Thomas Money Services started out as a consumer finance company granting small loans for household needs. Over the years, the company expanded by issuing business loans, financing acquisitions and commercial real estate loans. The company also became involved in financing equipment through a subsidiary named Future Growth Inc. (FGI). Thomas Money Services acquired a lot of lucrative business opportunities over the years.
However, the fall of the economy has caused profits to decrease resulting in layoffs. This proposal will provide recommendations on increasing revenue, achieving normal production levels, and ways to reduce cost.
First, in order for Thomas Money Service to increase revenue, the company should produce enough quantity until their marginal revenue equals marginal cost (MR=MC). Currently, marginal costs are above marginal costs, causing a decline in profits. Equilibrium was determined through graphing both marginal revenue and marginal costs.

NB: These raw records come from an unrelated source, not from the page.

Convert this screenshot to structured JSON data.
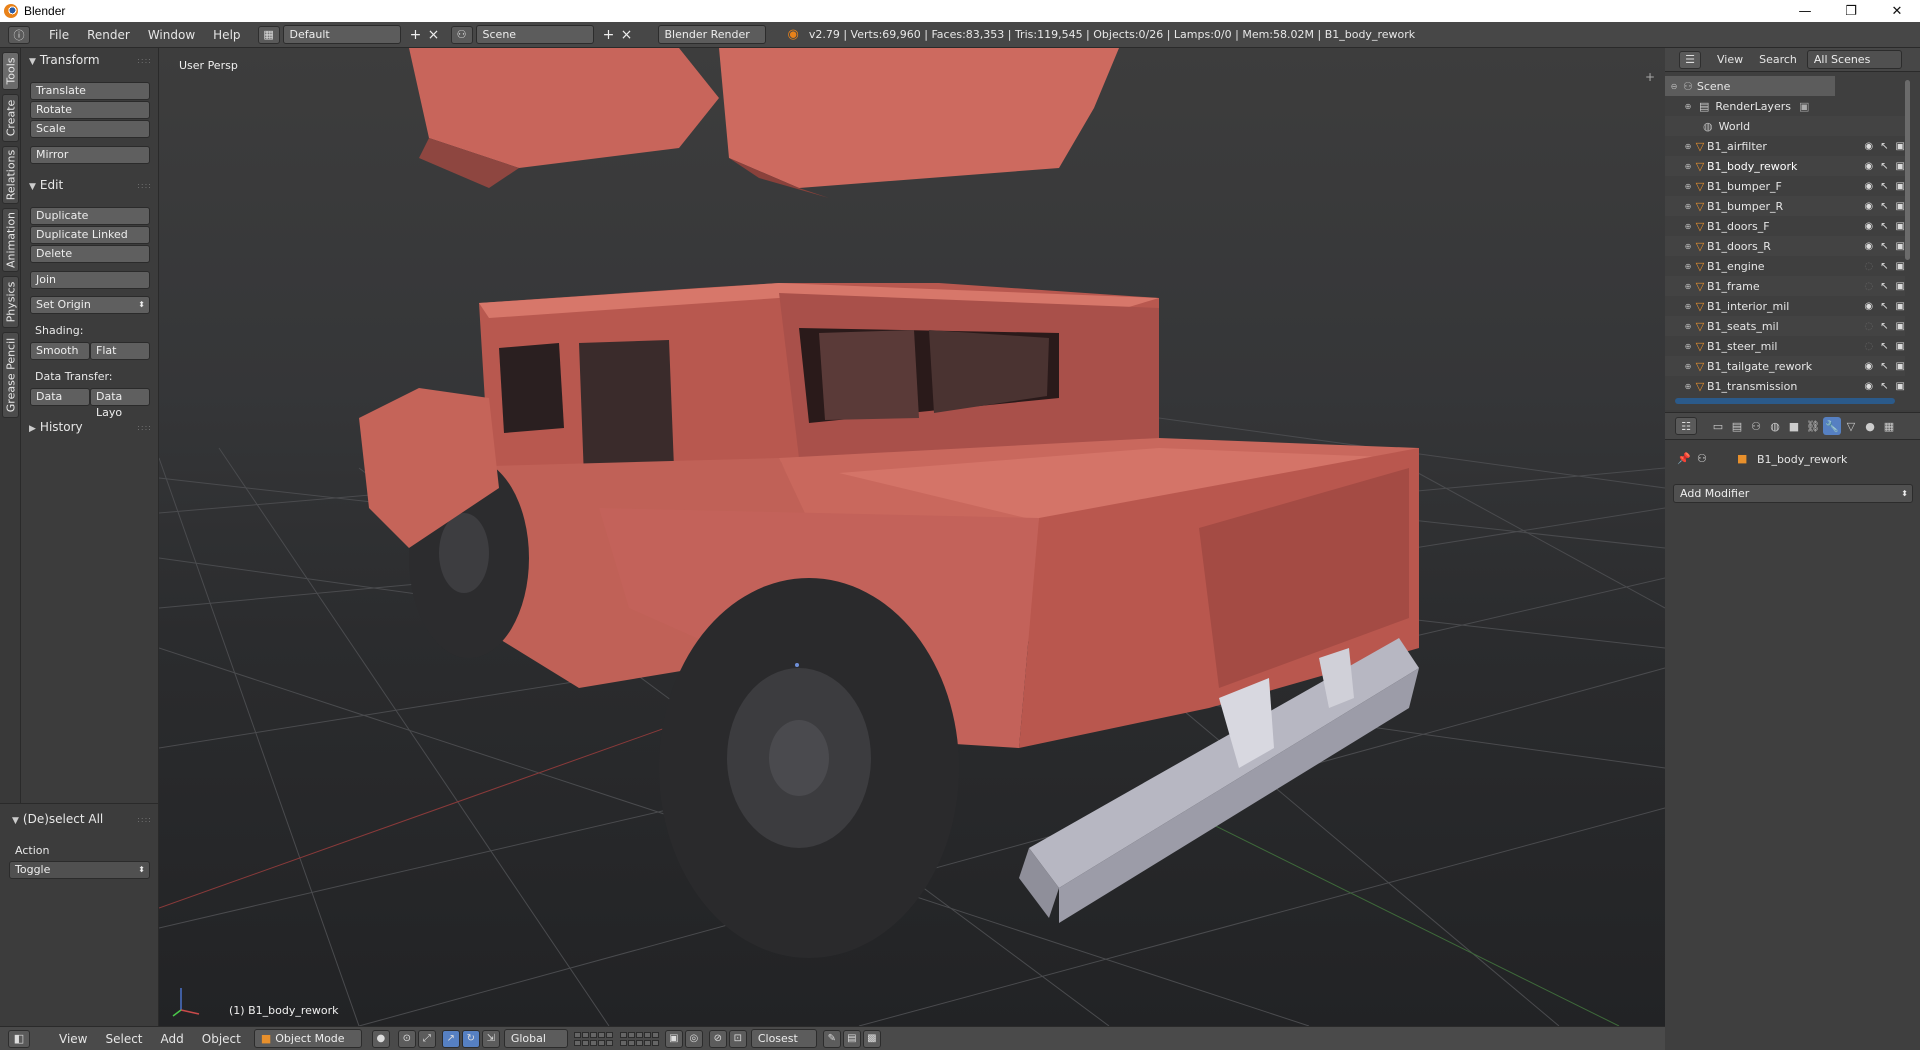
{
  "window": {
    "title": "Blender",
    "controls": [
      "—",
      "❐",
      "✕"
    ]
  },
  "info_header": {
    "menus": [
      "File",
      "Render",
      "Window",
      "Help"
    ],
    "layout": "Default",
    "scene": "Scene",
    "engine": "Blender Render",
    "stats": "v2.79 | Verts:69,960 | Faces:83,353 | Tris:119,545 | Objects:0/26 | Lamps:0/0 | Mem:58.02M | B1_body_rework"
  },
  "vertical_tabs": [
    "Tools",
    "Create",
    "Relations",
    "Animation",
    "Physics",
    "Grease Pencil"
  ],
  "tool_shelf": {
    "transform": {
      "header": "Transform",
      "buttons": [
        "Translate",
        "Rotate",
        "Scale",
        "Mirror"
      ]
    },
    "edit": {
      "header": "Edit",
      "buttons": [
        "Duplicate",
        "Duplicate Linked",
        "Delete",
        "Join"
      ],
      "set_origin": "Set Origin",
      "shading_label": "Shading:",
      "shading_buttons": [
        "Smooth",
        "Flat"
      ],
      "data_transfer_label": "Data Transfer:",
      "data_transfer_buttons": [
        "Data",
        "Data Layo"
      ]
    },
    "history": {
      "header": "History"
    }
  },
  "operator_panel": {
    "header": "(De)select All",
    "action_label": "Action",
    "action_value": "Toggle"
  },
  "viewport": {
    "view_label": "User Persp",
    "object_label": "(1) B1_body_rework",
    "model_color": "#c8645a",
    "bumper_color": "#a8a8b4",
    "tire_color": "#2a2a2c"
  },
  "view3d_header": {
    "menus": [
      "View",
      "Select",
      "Add",
      "Object"
    ],
    "mode": "Object Mode",
    "orientation": "Global",
    "snap": "Closest"
  },
  "outliner": {
    "menus": [
      "View",
      "Search",
      "All Scenes"
    ],
    "items": [
      {
        "name": "Scene",
        "kind": "scene"
      },
      {
        "name": "RenderLayers",
        "kind": "renderlayers"
      },
      {
        "name": "World",
        "kind": "world"
      },
      {
        "name": "B1_airfilter",
        "kind": "object"
      },
      {
        "name": "B1_body_rework",
        "kind": "object"
      },
      {
        "name": "B1_bumper_F",
        "kind": "object"
      },
      {
        "name": "B1_bumper_R",
        "kind": "object"
      },
      {
        "name": "B1_doors_F",
        "kind": "object"
      },
      {
        "name": "B1_doors_R",
        "kind": "object"
      },
      {
        "name": "B1_engine",
        "kind": "object"
      },
      {
        "name": "B1_frame",
        "kind": "object"
      },
      {
        "name": "B1_interior_mil",
        "kind": "object"
      },
      {
        "name": "B1_seats_mil",
        "kind": "object"
      },
      {
        "name": "B1_steer_mil",
        "kind": "object"
      },
      {
        "name": "B1_tailgate_rework",
        "kind": "object"
      },
      {
        "name": "B1_transmission",
        "kind": "object"
      }
    ]
  },
  "properties": {
    "object_name": "B1_body_rework",
    "add_modifier": "Add Modifier"
  }
}
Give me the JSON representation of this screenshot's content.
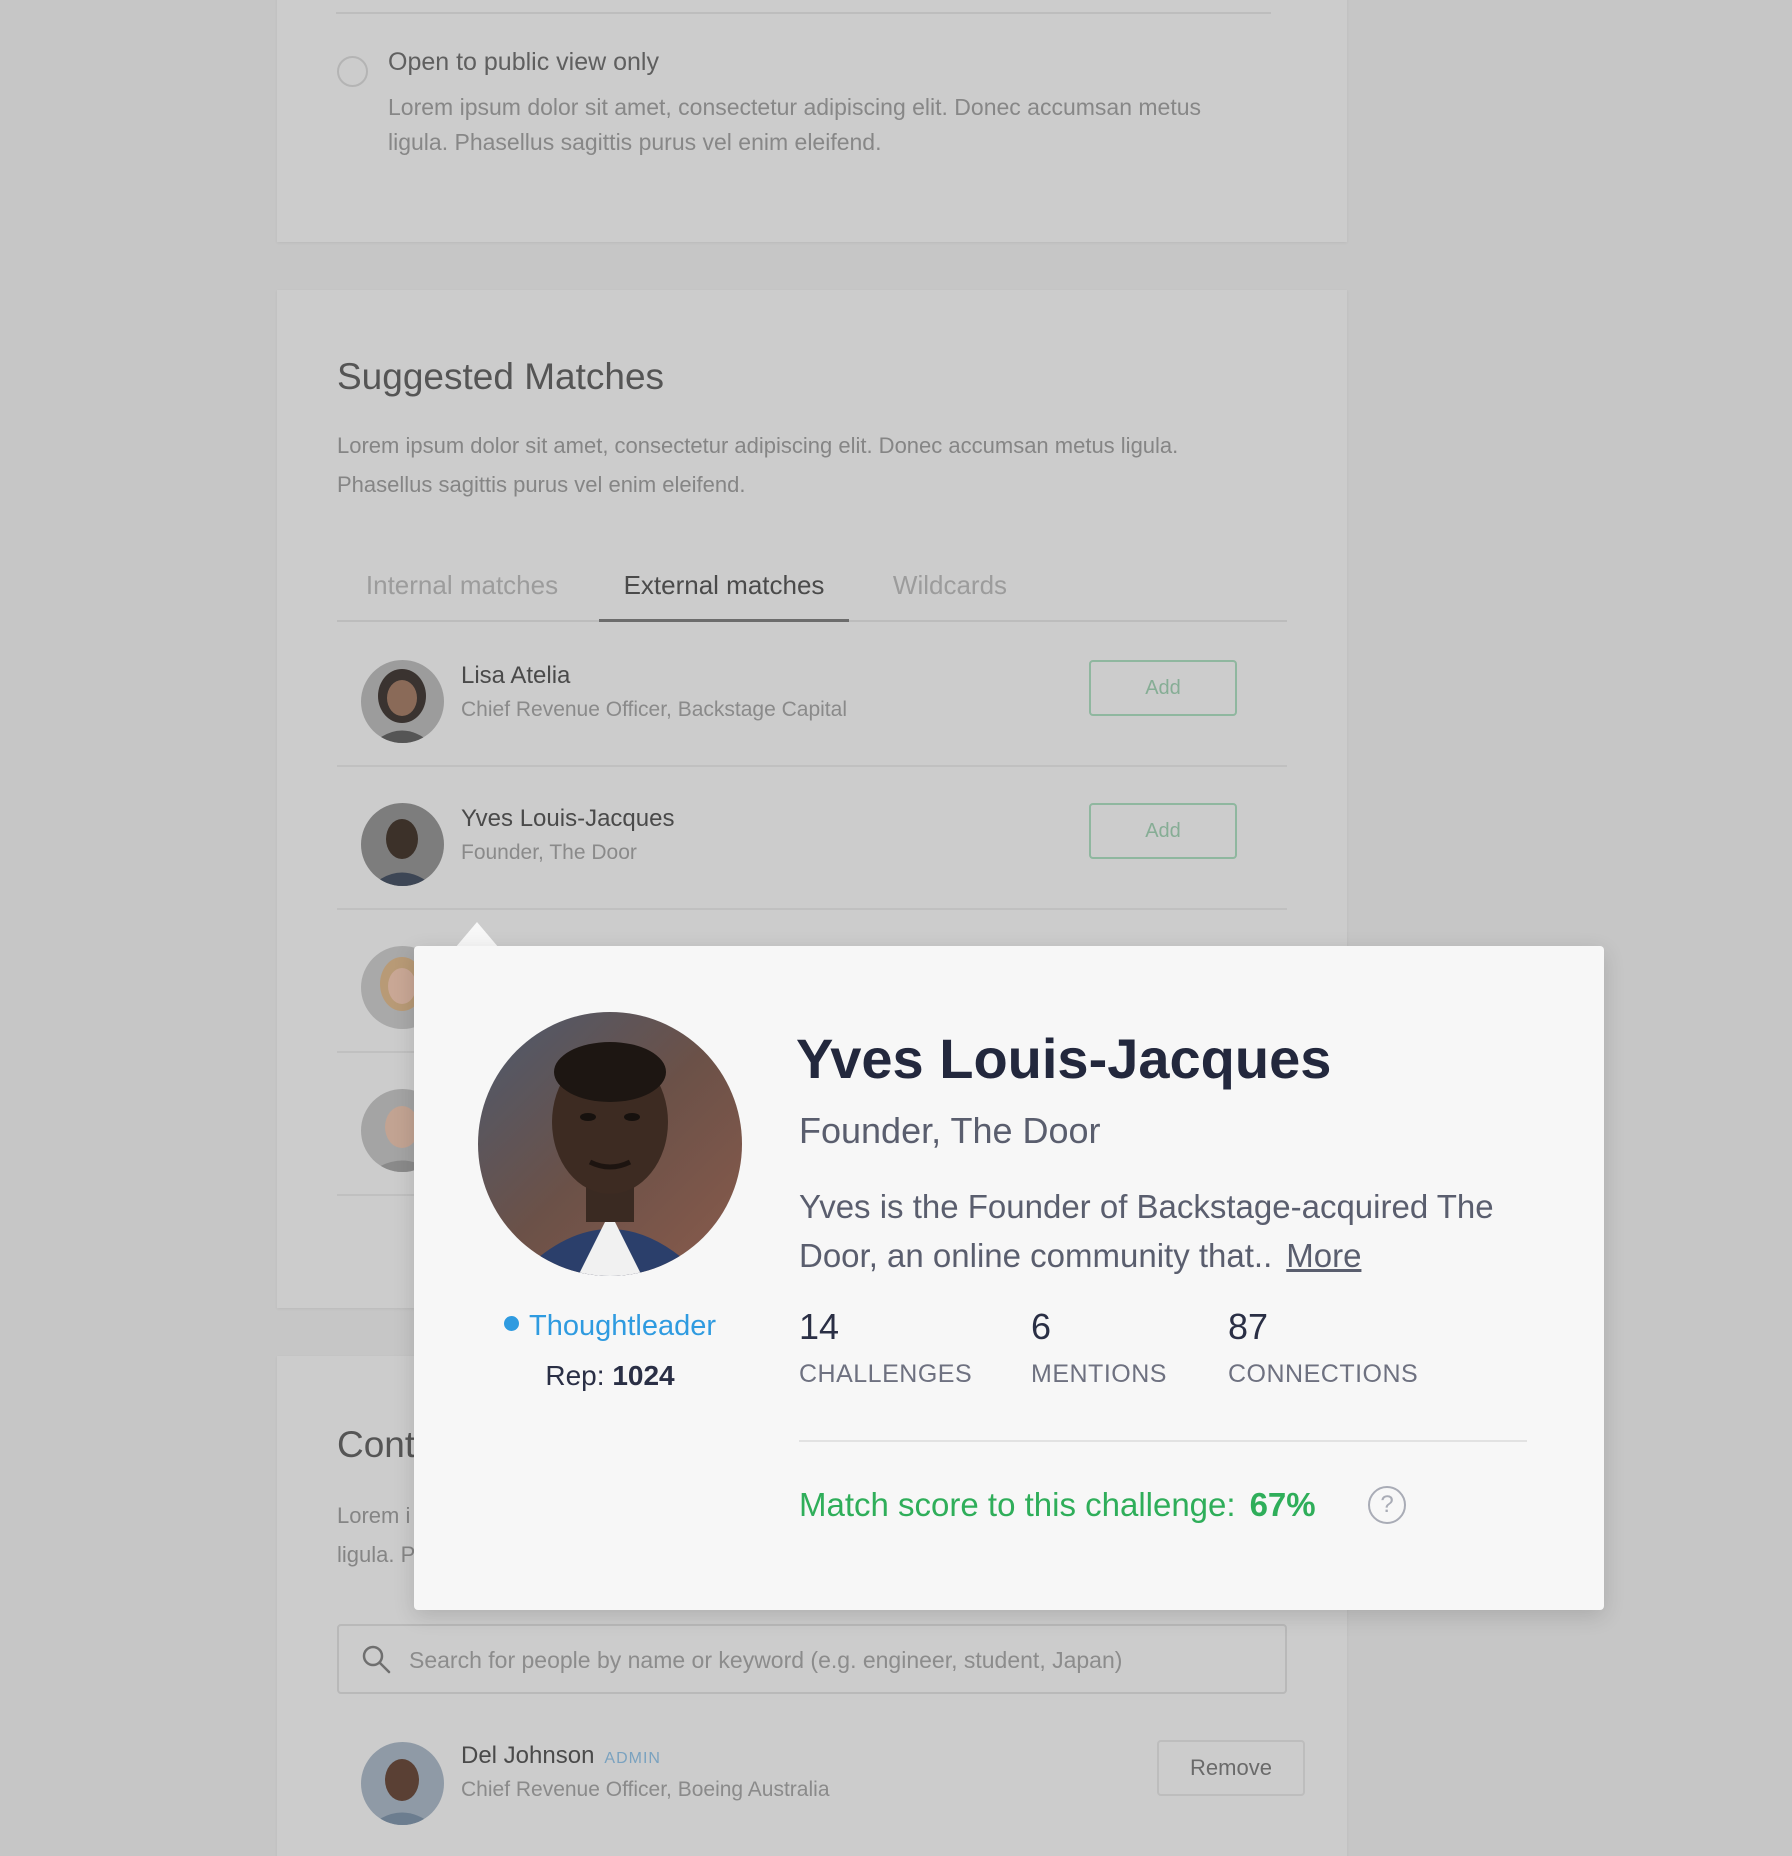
{
  "visibility_option": {
    "title": "Open to public view only",
    "description": "Lorem ipsum dolor sit amet, consectetur adipiscing elit. Donec accumsan metus ligula. Phasellus sagittis purus vel enim eleifend."
  },
  "suggested_matches": {
    "title": "Suggested Matches",
    "description": "Lorem ipsum dolor sit amet, consectetur adipiscing elit. Donec accumsan metus ligula. Phasellus sagittis purus vel enim eleifend.",
    "tabs": [
      {
        "label": "Internal matches",
        "active": false
      },
      {
        "label": "External matches",
        "active": true
      },
      {
        "label": "Wildcards",
        "active": false
      }
    ],
    "rows": [
      {
        "name": "Lisa Atelia",
        "role": "Chief Revenue Officer, Backstage Capital",
        "button": "Add"
      },
      {
        "name": "Yves Louis-Jacques",
        "role": "Founder, The Door",
        "button": "Add"
      }
    ]
  },
  "contacts": {
    "title": "Cont",
    "description_partial_1": "Lorem i",
    "description_partial_2": "ligula. P",
    "search_placeholder": "Search for people by name or keyword (e.g. engineer, student, Japan)",
    "rows": [
      {
        "name": "Del Johnson",
        "badge": "ADMIN",
        "role": "Chief Revenue Officer, Boeing Australia",
        "button": "Remove"
      }
    ]
  },
  "popover": {
    "name": "Yves Louis-Jacques",
    "role": "Founder, The Door",
    "bio": "Yves is the Founder of Backstage-acquired The Door, an online community that..",
    "more_label": "More",
    "tag": "Thoughtleader",
    "rep_label": "Rep:",
    "rep_value": "1024",
    "stats": [
      {
        "value": "14",
        "label": "CHALLENGES"
      },
      {
        "value": "6",
        "label": "MENTIONS"
      },
      {
        "value": "87",
        "label": "CONNECTIONS"
      }
    ],
    "match_label": "Match score to this challenge:",
    "match_value": "67%",
    "help_glyph": "?"
  },
  "colors": {
    "overlay": "#c6c6c6",
    "accent_green": "#2fae5a",
    "tag_blue": "#2f9be0",
    "name_dark": "#23283d"
  }
}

The equilibrium occurs when the company produces an output of 7 with marginal costs of $88 and marginal revenue of $14,000. It is apparent that the company is not a monopoly because marginal revenue would always equal marginal costs (Perloff, 2007).
Another way that the company can increase revenue without changing the price is through advertising. Advertising could assist the company by providing consumers with information regarding the products and services provided through the company. Information provided suggested that at an output of 1 the product’s elasticity of demand at -26.
However outputs of 7 and more became less elastic, causing the product to eventually become inelastic after outputs of 13. This inelasticity suggests that consumers purchasing behavior did not change because the price changed.
Therefore, in order for the company to increase revenue, they should produce quantities that sustain equal levels of marginal revenue and marginal costs. Thomas Money Services is a competitive firm and should therefore set their quantity to maximize profit because they cannot affect market price (p. 76).
In order for the company to achieve normal production levels they must produce at quantities that will keep marginal revenue and marginal costs at equilibrium. By graphing both marginal revenue and marginal costs, Thomas Money should produce at an output of 7 in order to achieve normal production levels. Average total cost for an output of 7 = 203. 3, which is the average fixed cost plus the average variable cost. In determining how much the company should produce in or to maximize profit, both total revenue and total cost were graphed.
Profit is the total revenue minus the total costs (Output Decisions: Revenues, Costs, and Profit Maximization, 2010). When graphing total revenue and total costs, we can determine how much should be produced. There was a large difference between the total revenue and total cost curve, at a quantity of 7. Therefore, the company should produce an output of 7 in order to maximize profits and increase normal production levels. In order for the company to increase revenue and achieve normal production levels, fixed and variable costs may need to be determined.
Fixed costs cannot be adjusted to maximize profits because they have no affect on price or output. Variable costs can be adjusted according to the amount of output produced. Therefore, the company can adjust variable costs upon changing the technology used for production. This can be done through innovative machines that could produce products without having to pay more laborers to get the job done. The variable cost should be decreased, which will cause marginal costs to decrease, thus causing the profit maximizing quantity to increase (2010).
In conclusion, the economic downturn has affected Thomas Money Services monetarily. Understanding ways of increasing revenue in times of economic crisis is important for the company to maintain and even maximize profits. Achieving normal production levels is also important because the company should be aware of maximizing profits without spending a lot of money on production. Furthermore, understanding fixed and variable costs help make decisions regarding both increasing profits and decreasing costs.